Reputation: 87
I'm having a problem with SNAT exhaustion in one of our Azure App Service based APIs:
Our HTTPClient is written into a singleton that should instance only once (C#/.net 4.72)...
public class CSClient : HttpClient
{
private static readonly CSClient Inst = new CSClient();
static CSClient()
{
}
private CSClient() : base()
{
Timeout = TimeSpan.FromSeconds(60);
BaseAddress = new Uri(ConfigurationManager.AppSettings["***.BaseURL"]);
}
public static HttpClient Instance
{
get
{
return Inst;
}
}
}
Then called
public class ContentRepository : IContentRepository
{
protected HttpClient htc = CSClient.Instance;
public async Task<Content> GetContentAsync(Content ct)
{
using (var req = new HttpRequestMessage(HttpMethod.Get, ConfigurationManager.AppSettings["***.BaseUrl"] + "/api/v2/nodes/" + ct.Id))
{
var response = await htc.SendAsync(req);
if (response.IsSuccessStatusCode)
{
var job = JObject.Parse(await response.Content.ReadAsStringAsync());
var respct = OTtoContent(job["results"]);
return respct;
}
else
{
return null;
}
}
}
}
I'm not sure why the extra connections are being made.

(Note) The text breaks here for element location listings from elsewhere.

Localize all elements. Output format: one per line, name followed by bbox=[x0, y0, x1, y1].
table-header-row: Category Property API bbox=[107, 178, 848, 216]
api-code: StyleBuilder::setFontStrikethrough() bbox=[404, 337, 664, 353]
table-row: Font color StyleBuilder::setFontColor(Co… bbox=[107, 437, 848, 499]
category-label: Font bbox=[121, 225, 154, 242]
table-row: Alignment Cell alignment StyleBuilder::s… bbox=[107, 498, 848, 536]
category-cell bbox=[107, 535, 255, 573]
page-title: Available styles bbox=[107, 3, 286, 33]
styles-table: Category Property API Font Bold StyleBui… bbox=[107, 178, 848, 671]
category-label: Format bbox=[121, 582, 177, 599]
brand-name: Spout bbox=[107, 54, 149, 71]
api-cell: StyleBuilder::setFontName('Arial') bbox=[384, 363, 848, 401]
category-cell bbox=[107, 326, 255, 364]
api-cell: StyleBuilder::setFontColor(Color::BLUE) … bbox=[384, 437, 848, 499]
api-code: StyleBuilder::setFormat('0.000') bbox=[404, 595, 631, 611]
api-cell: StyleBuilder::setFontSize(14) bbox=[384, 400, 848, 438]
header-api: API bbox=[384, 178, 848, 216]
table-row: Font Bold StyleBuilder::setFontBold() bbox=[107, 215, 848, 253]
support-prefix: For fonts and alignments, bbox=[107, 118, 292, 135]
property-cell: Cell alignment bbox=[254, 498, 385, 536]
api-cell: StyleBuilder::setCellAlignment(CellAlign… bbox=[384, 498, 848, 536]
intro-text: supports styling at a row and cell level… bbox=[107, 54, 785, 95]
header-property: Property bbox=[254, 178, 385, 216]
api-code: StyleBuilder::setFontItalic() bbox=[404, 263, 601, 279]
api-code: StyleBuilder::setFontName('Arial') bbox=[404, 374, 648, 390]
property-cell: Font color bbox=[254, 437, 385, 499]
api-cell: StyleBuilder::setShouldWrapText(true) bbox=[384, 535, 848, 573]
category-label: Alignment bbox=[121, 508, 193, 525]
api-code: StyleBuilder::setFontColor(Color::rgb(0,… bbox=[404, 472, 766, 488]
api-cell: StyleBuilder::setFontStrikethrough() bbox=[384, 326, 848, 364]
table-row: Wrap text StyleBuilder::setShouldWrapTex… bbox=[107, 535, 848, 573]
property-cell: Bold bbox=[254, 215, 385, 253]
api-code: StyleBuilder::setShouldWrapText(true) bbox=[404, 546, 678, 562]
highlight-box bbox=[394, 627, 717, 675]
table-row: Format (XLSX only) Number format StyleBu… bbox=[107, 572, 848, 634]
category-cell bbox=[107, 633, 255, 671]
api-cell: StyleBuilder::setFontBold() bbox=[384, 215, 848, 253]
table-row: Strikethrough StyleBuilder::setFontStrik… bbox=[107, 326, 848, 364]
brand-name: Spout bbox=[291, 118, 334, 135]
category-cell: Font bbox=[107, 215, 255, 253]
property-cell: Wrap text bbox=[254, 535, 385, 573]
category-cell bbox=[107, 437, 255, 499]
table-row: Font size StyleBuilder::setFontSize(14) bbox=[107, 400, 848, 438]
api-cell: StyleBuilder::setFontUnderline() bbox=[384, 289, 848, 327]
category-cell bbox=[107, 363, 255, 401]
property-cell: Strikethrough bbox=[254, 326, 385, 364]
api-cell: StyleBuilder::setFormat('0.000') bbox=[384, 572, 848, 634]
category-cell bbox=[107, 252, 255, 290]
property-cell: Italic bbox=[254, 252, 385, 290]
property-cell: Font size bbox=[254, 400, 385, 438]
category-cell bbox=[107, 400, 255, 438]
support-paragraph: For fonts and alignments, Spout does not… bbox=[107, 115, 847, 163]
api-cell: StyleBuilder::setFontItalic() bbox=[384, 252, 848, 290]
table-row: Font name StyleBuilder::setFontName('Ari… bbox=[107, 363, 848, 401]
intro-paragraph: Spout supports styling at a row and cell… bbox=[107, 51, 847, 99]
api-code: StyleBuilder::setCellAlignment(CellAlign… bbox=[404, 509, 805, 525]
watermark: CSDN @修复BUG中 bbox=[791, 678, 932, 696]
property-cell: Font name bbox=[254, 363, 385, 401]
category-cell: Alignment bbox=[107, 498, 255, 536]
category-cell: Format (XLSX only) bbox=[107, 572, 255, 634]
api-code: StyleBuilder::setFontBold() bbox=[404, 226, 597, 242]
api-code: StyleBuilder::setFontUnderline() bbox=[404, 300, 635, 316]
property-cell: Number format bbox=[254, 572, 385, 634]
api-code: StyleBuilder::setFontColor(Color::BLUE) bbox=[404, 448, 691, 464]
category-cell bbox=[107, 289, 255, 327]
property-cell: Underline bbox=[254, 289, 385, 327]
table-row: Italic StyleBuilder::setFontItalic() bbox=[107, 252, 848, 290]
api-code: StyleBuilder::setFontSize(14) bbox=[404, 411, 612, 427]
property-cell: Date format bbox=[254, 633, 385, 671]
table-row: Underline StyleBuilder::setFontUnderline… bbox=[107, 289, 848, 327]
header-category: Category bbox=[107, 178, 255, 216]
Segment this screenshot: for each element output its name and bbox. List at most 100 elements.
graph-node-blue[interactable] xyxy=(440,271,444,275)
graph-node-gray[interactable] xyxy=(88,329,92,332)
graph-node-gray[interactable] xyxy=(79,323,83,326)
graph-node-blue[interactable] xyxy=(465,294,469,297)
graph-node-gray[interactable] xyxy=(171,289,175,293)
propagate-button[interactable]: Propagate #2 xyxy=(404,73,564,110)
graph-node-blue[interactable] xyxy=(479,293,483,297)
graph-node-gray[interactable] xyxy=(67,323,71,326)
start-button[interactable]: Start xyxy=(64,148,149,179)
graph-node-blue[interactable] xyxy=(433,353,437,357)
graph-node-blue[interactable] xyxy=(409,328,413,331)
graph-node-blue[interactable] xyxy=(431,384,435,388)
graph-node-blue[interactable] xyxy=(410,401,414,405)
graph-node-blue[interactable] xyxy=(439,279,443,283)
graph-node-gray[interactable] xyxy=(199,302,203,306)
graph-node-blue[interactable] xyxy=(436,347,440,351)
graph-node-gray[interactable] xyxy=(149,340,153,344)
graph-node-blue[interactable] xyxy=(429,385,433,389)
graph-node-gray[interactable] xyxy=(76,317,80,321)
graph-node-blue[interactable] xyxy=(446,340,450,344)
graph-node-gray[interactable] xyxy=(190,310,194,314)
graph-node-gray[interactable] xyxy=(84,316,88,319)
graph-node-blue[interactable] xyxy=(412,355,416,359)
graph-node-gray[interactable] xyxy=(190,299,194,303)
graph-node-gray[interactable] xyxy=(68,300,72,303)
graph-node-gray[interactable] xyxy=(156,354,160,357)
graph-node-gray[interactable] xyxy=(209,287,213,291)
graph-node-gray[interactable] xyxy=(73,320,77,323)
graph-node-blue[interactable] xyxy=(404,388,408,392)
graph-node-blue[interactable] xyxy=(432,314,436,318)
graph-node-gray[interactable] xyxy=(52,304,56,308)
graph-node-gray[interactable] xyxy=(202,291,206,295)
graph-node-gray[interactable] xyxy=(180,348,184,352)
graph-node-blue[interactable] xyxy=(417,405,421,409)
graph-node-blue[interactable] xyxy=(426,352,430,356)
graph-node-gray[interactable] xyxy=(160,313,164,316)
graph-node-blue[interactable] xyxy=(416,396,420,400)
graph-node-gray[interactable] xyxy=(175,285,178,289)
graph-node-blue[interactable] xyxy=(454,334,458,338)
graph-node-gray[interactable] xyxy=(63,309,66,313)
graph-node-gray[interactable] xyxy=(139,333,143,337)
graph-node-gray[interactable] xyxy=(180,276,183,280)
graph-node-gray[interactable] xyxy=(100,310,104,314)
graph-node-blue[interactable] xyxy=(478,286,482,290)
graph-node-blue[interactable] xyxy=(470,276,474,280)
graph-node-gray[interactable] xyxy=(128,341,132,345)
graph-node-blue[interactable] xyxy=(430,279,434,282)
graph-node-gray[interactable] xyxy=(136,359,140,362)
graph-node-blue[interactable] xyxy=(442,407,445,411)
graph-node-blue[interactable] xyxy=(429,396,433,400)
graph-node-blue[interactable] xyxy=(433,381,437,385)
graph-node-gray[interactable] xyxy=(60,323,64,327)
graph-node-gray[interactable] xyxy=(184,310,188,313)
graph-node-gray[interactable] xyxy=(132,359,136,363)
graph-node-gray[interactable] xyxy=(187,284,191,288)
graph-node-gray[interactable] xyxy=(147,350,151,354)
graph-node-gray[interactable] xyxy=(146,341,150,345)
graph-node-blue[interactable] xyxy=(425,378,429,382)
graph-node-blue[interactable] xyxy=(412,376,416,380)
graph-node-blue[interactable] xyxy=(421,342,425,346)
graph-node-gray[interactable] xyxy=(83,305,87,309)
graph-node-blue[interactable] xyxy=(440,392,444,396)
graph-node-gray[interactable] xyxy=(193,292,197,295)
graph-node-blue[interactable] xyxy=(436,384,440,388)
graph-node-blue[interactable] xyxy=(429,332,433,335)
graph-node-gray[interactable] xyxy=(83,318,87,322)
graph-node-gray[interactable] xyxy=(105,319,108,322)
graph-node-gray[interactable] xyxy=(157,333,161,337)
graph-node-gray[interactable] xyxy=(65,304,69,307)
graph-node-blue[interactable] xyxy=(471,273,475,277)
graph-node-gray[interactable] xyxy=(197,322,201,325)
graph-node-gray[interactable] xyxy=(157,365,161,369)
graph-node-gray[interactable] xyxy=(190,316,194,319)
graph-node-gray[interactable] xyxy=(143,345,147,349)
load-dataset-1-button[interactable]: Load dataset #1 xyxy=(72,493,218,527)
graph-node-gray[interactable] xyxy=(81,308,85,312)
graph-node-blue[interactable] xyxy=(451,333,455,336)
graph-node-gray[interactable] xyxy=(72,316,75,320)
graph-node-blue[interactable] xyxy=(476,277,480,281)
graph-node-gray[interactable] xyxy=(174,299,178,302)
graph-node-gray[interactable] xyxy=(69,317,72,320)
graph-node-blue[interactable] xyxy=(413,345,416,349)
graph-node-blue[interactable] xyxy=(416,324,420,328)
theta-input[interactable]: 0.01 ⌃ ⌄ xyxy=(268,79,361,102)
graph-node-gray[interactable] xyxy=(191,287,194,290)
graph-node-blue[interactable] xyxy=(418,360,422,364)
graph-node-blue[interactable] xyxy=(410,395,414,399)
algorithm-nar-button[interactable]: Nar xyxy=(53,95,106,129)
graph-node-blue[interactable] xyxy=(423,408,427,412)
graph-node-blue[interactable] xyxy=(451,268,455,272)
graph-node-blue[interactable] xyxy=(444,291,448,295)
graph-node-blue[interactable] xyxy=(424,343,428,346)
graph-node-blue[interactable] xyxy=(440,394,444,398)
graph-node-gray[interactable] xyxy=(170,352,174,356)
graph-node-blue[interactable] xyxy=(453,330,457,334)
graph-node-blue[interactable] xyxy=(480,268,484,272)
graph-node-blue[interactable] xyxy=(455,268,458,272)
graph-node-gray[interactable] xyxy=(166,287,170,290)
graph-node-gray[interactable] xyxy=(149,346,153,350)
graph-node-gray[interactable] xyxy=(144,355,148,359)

Is my singleton correct? Anything else I can do with the httpclient? Anything to do with the app service, short of adding resources? Thanks for any help in advance.
Upvotes: 2
Views: 1569
Reputation: 142008
HttpClient allow multiple requests in parallel to the same endpoint(by default).
The following methods are thread safe:
So one instance of HttpClient
can make several connections at a time via SendAsync
. You can try to control number of connections via ServicePointManager or HttpClientHandler.MaxConnectionsPerServer(on Core) property.